そして、問題の姿が視界から消えると追うと見せかけて、路地に入った。
追いかけても捕まるわけがない。
だったら待ち伏せる。
確認に戻ってくるはずだ。
これはかくれんぼではないのだから。
待つ。
結構距離を開けた上に、追い過ぎず戻りすぎずの場所だ。
忍が戻れば必ず通る。
待った。
「……来ないですね」
「……」
待っている間に何事か、よからぬ可能性を想像し始めてしまったらしい司さんは手づまりな感じで黙っている。
カシャッ
その時、シャッター音がした。

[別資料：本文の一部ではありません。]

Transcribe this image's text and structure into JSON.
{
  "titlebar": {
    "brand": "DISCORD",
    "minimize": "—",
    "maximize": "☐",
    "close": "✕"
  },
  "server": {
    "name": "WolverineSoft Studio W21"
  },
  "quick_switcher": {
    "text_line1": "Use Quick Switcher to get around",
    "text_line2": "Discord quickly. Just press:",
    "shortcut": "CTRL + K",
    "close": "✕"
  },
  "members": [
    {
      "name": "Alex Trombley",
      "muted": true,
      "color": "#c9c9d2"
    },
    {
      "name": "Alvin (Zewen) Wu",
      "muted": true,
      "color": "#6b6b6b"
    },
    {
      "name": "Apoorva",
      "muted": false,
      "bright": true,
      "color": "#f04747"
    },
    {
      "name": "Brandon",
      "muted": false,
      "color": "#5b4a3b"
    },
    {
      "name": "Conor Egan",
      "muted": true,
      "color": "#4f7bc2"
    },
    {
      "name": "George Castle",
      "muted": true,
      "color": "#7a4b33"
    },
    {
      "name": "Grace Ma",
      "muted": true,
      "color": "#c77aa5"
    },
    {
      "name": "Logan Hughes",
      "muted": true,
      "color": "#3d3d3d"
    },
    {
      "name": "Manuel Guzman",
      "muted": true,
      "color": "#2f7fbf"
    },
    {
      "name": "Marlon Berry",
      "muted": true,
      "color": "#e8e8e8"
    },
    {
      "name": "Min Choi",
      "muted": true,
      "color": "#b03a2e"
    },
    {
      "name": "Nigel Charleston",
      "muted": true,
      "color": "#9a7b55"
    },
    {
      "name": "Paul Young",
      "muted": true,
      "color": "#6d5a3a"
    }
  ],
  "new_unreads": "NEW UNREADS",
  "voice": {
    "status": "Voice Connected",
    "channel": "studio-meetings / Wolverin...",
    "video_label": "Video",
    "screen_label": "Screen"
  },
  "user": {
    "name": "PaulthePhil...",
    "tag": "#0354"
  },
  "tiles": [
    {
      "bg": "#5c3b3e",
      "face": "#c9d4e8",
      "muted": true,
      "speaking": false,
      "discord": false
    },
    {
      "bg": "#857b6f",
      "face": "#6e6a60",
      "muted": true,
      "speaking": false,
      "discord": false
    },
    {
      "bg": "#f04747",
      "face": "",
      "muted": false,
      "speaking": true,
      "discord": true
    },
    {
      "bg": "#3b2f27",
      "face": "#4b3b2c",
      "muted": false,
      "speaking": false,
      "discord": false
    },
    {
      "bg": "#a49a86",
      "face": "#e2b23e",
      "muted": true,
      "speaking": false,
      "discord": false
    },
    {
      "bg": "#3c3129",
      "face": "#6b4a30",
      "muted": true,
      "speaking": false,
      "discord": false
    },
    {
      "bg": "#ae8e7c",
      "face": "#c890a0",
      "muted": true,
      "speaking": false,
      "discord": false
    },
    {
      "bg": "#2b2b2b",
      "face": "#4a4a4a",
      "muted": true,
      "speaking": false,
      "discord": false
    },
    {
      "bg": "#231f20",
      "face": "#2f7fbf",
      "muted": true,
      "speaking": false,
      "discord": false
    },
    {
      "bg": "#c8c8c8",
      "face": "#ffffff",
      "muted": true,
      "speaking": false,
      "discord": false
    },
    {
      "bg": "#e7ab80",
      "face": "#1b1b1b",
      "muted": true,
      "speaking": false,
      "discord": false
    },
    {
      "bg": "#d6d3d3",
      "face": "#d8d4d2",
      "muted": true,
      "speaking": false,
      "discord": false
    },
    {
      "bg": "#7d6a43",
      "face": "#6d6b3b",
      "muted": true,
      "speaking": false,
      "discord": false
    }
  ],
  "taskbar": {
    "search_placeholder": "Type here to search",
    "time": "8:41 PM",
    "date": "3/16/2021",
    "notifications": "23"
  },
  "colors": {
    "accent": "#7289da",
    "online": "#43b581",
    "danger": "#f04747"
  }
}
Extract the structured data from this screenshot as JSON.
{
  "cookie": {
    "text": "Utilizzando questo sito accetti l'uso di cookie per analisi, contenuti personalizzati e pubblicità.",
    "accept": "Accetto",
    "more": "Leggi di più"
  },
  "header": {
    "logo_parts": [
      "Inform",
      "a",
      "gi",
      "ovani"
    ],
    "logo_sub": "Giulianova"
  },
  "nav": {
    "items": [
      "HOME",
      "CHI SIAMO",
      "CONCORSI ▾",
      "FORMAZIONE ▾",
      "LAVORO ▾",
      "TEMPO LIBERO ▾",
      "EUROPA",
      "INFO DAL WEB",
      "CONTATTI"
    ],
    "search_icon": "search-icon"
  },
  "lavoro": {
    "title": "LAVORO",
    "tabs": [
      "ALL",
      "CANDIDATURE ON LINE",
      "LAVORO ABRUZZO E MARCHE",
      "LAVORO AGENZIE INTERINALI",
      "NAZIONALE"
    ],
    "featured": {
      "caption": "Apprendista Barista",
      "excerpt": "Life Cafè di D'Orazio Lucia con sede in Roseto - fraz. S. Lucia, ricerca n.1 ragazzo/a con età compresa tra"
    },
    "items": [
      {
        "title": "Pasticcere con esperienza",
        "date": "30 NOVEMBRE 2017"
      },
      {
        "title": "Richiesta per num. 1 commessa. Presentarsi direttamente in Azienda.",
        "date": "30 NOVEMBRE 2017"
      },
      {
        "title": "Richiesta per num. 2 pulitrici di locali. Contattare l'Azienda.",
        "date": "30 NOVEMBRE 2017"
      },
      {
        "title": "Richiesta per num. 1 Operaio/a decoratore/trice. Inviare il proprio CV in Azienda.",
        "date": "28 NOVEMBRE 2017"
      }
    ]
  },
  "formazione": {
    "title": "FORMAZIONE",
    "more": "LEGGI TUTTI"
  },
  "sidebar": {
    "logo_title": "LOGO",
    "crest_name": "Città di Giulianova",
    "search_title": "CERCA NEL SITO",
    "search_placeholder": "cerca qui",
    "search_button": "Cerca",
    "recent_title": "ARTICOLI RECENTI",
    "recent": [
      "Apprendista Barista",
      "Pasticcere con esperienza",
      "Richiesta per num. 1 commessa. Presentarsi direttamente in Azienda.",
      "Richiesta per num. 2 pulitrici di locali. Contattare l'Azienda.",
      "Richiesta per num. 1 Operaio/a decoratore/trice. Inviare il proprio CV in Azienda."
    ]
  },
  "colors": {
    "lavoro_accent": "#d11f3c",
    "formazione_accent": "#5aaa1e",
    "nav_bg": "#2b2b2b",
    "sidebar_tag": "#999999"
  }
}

上からだ。
「おまっ そんなところで何やってるんだーーーーー!」
路地脇のビルの屋上に司さんの姿をした忍が自分たちにスマホのカメラを向けていた。
片手間に撮りました、みたいな感じなので撮影が目的ではなさそうだ。
「いつになったら気づくだろうと思ってたんだけど、気付かないから……」
2階建てなので、会話は普通にできる。
シャッター音は気付かせるためか。
いつからいた。
その疑問は司さんが思わずつぶやいた。
「大分前から」
「確かに索敵は上からの方が効率的だが……」
くっ、とどこか悔しそうな司さん。
待ち伏せるつもりが観察されていたのだから、それは悔しいだろう。
「なんであいつそんなところまで心得ているんだ」
「あれは教わったことじゃなくて、自分で考えてああなってるんだと思いますよ」
言ったところで忍は軽々と飛び降りて目の前に立った。
「なんかのど湧かない? ちょっと休憩しようか」
「たぶん、一番乾いてないの、お前だからな…?」
開口一番休戦を提案されて乗る。
いずれ、捕まえるのは無理だ。
接触距離が近くなるなら願ってもいないことなんだろう。司さんにとっては。
オレはオレの身体でできることは多分、ない。